With this assertion we cannot agree. It must first be stated that it is unclear as to whether the interest retained by counterclaimant is a true vendor’s lien. In cases concerning vendor’s liens on realty, the lien, be it impliedly or expressly reserved, is described as belonging to the vendor for the unpaid purchase price of land where he has not taken any other lien or security beyond the personal obligation of the purchaser. (Wendell v. Pinneo, 127 Ill.App. 319; Carpenter et al. v. Mitchell, 54 Ill. 126; Gordon v. Johnson, 186 Ill. 18, 57 N.E. 790.) In the instant case, there is nothing in the deed to indicate that the judgment described was in any way related to the purchase price of the premises involved.

However, even if we were to treat counterclaimant’s interest as a vendor’s lien, we would still hold that title passed to the grantees as of the time the deed was delivered to them.

It has been held that a vendor’s lien created by the express contract of the parties, as is the case here, is to be regarded in the nature of a mortgage. (Gordon v. Johnson, 186 Ill. 18, 28, 57 N.E. 790, 793; Carpenter v. Mitchell, 54 Ill. 126, 130.) In the case of a mortgage on realty, the mortgagor is regarded as the legal owner of the land for all beneficial purposes, subject only to the rights of the mortgagee, which, in this case, amount only to a hen. A lien being only the remedy for a debt and not a right of property, counterclaimant’s interest was a charge upon the property and not title thereto. Even if a condition of the mortgage were broken, title would not automatically revert to the mortgagee, as he would have to accomplish that result, if at all, through foreclosure proceedings.

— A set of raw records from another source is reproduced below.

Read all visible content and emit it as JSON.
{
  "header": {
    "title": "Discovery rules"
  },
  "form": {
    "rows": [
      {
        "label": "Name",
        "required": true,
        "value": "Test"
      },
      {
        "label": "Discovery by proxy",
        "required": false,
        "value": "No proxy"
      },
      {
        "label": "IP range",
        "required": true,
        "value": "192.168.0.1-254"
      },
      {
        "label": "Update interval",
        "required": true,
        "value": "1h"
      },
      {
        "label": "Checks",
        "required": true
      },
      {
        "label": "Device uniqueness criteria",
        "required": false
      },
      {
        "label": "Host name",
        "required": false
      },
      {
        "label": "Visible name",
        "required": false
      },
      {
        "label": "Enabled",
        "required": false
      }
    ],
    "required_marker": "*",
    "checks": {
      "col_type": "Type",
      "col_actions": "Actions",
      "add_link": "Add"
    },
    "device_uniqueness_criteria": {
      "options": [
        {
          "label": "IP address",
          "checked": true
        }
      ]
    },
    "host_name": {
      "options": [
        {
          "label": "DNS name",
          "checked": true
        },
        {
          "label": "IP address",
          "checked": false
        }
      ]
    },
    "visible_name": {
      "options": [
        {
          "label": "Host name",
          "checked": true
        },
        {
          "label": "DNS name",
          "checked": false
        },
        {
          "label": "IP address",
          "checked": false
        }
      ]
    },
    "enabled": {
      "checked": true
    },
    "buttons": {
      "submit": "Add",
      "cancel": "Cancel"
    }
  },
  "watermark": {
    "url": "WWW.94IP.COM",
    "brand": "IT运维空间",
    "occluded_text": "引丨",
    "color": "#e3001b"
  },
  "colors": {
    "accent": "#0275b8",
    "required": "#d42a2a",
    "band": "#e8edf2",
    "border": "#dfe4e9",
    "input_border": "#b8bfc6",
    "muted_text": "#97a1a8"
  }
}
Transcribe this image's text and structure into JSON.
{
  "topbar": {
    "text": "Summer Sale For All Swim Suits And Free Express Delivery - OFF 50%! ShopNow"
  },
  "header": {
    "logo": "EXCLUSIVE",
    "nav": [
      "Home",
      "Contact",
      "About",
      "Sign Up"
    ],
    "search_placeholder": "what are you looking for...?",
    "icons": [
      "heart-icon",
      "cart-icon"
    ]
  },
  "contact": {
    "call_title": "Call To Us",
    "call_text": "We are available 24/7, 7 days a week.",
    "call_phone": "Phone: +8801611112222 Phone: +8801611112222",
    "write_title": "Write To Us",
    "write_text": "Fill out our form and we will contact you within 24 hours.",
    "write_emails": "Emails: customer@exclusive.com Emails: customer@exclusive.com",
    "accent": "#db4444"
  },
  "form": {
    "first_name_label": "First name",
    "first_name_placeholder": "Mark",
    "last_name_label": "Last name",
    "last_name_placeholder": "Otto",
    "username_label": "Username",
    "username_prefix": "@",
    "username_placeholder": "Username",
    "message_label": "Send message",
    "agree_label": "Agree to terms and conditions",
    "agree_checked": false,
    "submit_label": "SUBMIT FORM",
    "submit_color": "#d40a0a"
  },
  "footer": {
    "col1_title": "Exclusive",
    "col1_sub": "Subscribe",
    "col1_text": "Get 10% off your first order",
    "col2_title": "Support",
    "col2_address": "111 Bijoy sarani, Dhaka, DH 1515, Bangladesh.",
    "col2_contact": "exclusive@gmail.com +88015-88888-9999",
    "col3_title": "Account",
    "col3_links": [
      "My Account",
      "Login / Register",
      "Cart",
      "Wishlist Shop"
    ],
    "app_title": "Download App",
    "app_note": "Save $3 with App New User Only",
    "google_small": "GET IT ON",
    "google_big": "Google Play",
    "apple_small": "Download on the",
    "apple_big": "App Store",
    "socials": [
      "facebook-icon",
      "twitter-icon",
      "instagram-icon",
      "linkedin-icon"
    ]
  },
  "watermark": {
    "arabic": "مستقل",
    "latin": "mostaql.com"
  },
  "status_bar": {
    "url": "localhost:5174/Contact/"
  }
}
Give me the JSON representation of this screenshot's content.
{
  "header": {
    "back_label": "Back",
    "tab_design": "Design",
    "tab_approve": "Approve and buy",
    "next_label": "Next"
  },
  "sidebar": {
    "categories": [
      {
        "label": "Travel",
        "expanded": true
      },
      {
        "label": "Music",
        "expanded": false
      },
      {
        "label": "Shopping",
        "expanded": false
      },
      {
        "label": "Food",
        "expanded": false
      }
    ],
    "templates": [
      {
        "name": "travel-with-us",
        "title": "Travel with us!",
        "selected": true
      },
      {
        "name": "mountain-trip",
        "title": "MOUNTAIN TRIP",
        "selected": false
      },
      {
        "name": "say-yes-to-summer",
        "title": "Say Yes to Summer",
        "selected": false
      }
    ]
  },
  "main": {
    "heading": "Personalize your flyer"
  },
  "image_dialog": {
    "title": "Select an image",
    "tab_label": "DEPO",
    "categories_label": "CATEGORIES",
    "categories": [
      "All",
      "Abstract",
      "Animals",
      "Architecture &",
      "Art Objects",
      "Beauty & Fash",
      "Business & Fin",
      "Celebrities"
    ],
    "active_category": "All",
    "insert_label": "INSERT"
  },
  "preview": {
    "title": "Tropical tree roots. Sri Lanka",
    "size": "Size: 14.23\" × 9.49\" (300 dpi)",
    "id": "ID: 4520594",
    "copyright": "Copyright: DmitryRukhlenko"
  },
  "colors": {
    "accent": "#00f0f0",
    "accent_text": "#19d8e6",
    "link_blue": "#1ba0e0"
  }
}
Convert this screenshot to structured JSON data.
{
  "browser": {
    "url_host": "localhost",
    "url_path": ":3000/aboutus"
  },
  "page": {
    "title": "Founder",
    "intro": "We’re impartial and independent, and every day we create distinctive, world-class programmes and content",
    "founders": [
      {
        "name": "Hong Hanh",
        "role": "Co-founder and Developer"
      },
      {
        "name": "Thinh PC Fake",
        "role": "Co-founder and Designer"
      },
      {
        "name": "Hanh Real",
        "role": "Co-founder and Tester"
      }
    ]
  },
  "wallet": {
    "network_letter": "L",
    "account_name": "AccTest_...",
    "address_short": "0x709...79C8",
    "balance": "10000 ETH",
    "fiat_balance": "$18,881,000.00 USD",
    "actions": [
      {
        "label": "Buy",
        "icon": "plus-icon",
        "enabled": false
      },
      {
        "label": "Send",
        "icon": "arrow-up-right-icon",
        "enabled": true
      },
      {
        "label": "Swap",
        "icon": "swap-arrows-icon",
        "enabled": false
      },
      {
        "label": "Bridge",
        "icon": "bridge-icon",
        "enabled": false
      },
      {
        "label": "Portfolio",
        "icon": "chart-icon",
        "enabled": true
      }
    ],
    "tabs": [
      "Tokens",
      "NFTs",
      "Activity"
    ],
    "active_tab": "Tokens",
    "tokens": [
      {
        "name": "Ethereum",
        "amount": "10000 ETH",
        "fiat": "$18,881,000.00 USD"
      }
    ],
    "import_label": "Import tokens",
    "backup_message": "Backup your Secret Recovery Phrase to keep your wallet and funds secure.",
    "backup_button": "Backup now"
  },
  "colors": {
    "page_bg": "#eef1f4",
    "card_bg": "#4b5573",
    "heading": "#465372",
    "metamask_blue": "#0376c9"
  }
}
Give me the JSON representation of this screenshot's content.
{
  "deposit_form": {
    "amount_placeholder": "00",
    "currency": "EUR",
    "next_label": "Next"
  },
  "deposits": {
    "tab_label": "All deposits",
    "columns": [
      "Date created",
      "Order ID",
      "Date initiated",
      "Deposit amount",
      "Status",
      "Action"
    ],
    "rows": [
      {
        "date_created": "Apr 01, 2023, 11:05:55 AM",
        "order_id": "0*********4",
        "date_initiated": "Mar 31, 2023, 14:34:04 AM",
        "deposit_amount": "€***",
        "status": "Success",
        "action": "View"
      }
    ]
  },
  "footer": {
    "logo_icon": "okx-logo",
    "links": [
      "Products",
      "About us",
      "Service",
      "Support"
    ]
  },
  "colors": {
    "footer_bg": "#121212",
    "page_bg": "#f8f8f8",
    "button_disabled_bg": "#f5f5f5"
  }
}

Therefore, as of February 5, 1965, when the premises were deeded to Prince and Jenkins, title passed to them, and counterclaimant lost the status of owner and with it the right to be notified of the City’s proposed demolition of the premises. The circumstance of her being named as the original defendant in the demolition action and then being dismissed *396prior to service is explained by the fact that the complaint had been filed while she was still the owner of record before the deed was recorded.

The judgment of the circuit court is affirmed.

Judgment affirmed.

LORENZ, P. J., and DRUCKER, J., concur.